RICHMOND, VA (WWBT) - The finishing touches are being placed on the new Rolls-Royce plant in Prince George. The company has started hiring and hopes to fill 500 new jobs over the next few years. Rolls-Royce gave us an early inside look at the facility on its Crosspointe Centre campus.
Offices are being installed, conference rooms set up, manufacturing equipment is moving in. And Rolls-Royce is going green from the start, using rainwater for irrigation and skylights everywhere.
"It reduces energy consumption. It's safer and it makes for a much more pleasant manufacturing environment," explained Rolls-Royce Executive Vice-President Thomas Loehr.
The plant was originally going to make parts for corporate jet engines. But when the market for corporate jets declined in the recession, Rolls-Royce decided to make what it calls "discs" instead, key components inside engines for commercial airliners.

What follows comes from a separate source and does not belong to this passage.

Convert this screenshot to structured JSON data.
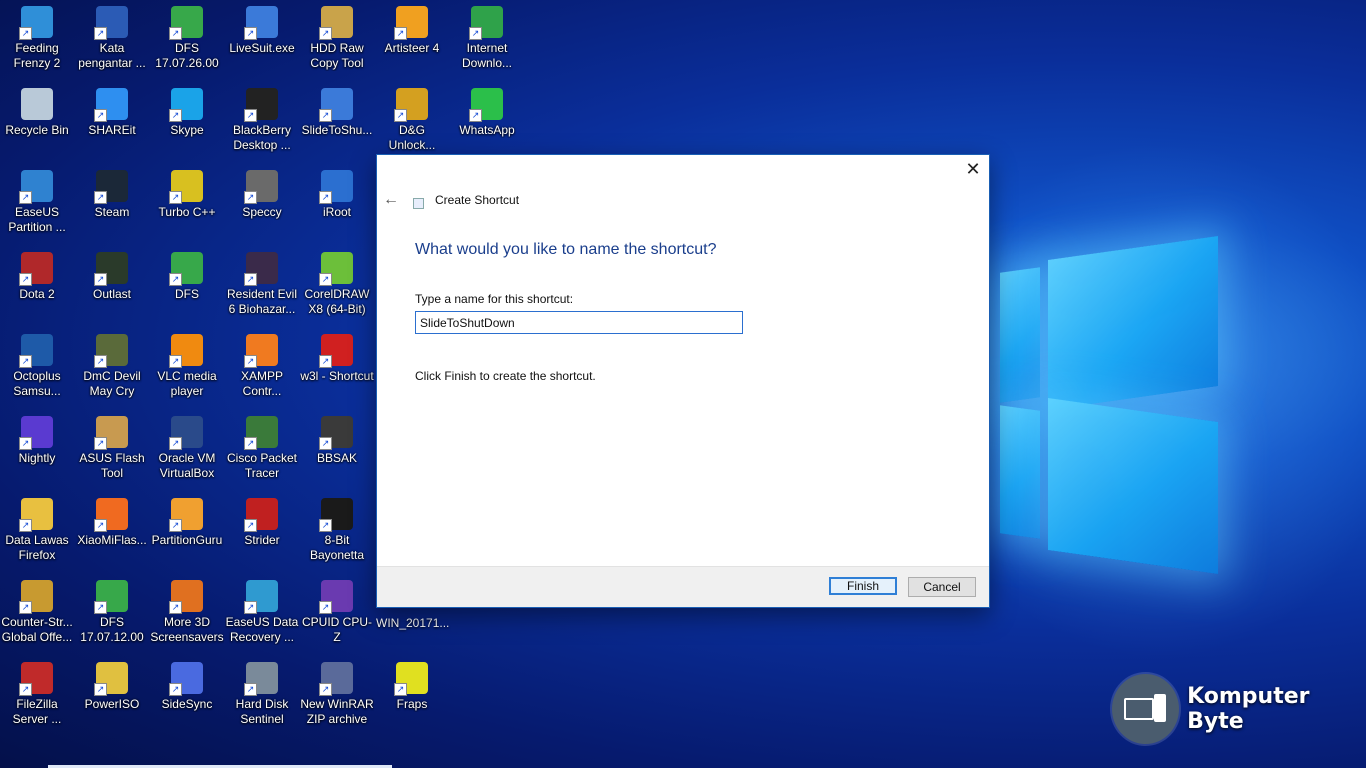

"That forced us to rethink what our first capability would be here," Loehr said. "We optimized our component manufacturing. That wasn't easy. And it took some time to recalibrate and re-plan that capability."
The plant is just the beginning. On the 1000 acre Crosspointe Centre campus, the company plans to build a second plant to make bladed discs, that is if Congress decides to buy more F-136 fighter jets. Supplier companies will move in. And Rolls-Royce will build research centers and partner with local universities to learn how to make jet engines more efficiently.
Loehr said the research will focus on "how we reduce waste in our manufacturing processes, produce bits more economically, how we create stair-step cost changes for the benefit of our products."
Rolls-Royce has already hired 100 people for this project, including 30 at the plant site and 70 at its headquarters in Reston, plus 200 construction workers to build it. The company will add 40 to 50 more employees at the plant next year and hopes to hire 500, and invest $500 million, when all the projects are complete.
"When you look at all the elements of this development, whether it's the creation of very high paying jobs ... or whether it's the impact on local businesses that support the operations here, broader economic impact comes with that," Loehr said.
The company hopes to start production trials on the discs in January or February and hopes to start producing them this spring.